Erotic power games are the subject of Roman Polanski’s Venus in Fur, which is showing at the Tribeca film festival this month before its British release in May. It’s a troubling subject for Polanski to address, with his own history of alleged sexual criminality. But the film, which features his wife Emmanuelle Seigner as an actress auditioning with a male director for a role in a play about the 1870 sadomasochistic novel Venus in Furs, unrepentantly gets to the heart of our modern squeamishness about the femme fatale. It’s about domination and role play, but the question of who is dominating whom is left unclear. Who holds the whip hand?

The answer was obvious in the era of the classic femme fatale: she did. She was in charge: a strong woman, ambitious, clever, daring, ironic, owner of the best lines. Think of Rita Hayworth in Gilda, being zipped into her dress by her cuckolded husband: “I can never get a zipper to close. Maybe that stands for something, what do you think?”

The golden age of the femme fatale followed the entry of women into the US workplace during the second world war. Her villainous character expressed male anxiety about female independence; yet her verve and centrality also gave women someone to cheer. Similarly, the 1980s boom in erotic thrillers coincided with a time of growing female economic agency.

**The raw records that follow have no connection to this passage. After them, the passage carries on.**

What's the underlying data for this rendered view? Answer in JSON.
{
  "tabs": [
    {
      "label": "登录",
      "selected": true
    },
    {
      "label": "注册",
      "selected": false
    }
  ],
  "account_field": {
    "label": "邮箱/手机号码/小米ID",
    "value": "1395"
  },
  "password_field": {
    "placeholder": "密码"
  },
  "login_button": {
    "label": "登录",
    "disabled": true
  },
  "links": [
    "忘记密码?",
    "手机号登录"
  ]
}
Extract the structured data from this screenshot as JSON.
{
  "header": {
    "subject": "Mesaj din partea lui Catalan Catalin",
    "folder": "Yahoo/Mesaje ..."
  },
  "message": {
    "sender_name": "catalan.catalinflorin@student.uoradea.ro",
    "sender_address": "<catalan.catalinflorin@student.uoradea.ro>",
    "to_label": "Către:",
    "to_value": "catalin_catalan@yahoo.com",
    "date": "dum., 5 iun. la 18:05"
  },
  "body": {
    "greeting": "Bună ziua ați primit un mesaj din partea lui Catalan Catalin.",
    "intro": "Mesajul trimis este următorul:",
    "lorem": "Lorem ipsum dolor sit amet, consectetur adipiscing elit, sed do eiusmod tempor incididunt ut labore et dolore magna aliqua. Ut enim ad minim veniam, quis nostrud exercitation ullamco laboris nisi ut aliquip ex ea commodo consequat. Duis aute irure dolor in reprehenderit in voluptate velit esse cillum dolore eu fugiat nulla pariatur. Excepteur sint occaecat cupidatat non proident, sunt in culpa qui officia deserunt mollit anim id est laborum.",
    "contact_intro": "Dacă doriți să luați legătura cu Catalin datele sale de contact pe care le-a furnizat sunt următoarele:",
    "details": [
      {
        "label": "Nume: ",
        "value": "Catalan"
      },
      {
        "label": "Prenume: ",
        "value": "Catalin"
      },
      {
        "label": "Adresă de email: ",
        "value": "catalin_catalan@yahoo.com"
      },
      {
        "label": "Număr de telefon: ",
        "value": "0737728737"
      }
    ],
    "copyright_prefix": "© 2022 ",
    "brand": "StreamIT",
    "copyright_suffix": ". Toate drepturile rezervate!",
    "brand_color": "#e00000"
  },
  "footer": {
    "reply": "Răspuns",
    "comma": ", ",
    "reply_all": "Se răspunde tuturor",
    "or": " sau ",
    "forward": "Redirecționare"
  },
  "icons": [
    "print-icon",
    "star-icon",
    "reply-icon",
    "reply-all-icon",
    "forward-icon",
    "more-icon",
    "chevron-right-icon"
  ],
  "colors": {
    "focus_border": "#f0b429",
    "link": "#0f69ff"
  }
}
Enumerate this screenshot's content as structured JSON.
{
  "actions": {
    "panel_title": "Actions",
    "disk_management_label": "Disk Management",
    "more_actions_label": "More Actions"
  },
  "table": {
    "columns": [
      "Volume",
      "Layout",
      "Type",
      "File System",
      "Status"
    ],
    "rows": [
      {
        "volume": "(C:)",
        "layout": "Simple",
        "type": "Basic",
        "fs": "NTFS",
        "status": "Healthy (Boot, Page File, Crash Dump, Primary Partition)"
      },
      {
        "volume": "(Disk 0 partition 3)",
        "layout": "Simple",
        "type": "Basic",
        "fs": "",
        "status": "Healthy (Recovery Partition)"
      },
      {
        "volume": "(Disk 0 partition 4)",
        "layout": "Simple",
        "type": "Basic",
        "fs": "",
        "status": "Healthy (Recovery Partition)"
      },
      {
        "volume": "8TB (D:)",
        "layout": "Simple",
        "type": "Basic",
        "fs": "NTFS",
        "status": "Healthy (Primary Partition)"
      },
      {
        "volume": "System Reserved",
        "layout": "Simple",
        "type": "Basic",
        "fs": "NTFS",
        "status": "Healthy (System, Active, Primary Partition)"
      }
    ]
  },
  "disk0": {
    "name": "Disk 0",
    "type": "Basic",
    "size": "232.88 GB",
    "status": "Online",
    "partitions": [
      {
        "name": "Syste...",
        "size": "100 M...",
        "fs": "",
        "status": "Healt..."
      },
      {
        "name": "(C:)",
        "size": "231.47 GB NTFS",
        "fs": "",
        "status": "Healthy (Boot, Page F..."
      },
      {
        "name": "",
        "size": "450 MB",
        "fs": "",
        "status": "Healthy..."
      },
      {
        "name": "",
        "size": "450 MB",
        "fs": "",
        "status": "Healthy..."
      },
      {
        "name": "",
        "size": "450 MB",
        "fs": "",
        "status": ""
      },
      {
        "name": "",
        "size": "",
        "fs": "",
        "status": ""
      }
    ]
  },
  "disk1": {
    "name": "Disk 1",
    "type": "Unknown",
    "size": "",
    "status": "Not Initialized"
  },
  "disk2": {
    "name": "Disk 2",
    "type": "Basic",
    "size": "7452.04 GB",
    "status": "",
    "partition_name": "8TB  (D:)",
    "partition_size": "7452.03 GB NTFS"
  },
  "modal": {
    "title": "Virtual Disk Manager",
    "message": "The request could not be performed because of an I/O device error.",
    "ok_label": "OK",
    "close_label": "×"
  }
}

But if the femme fatale indicates female power, then the present age isn’t doing too well. I admit it: I miss the femme fatale. After seeing Under the Skin, I downloaded Basic Instinct and was struck by its silliness and camp, and the dodginess of its message that lesbianism can be “cured” by – well, you know what. But I was also struck by Sharon Stone’s glittering, vivacious turn as the uninhibited seductress with a worryingly deft way with an ice pick. They really don’t make them like her any more.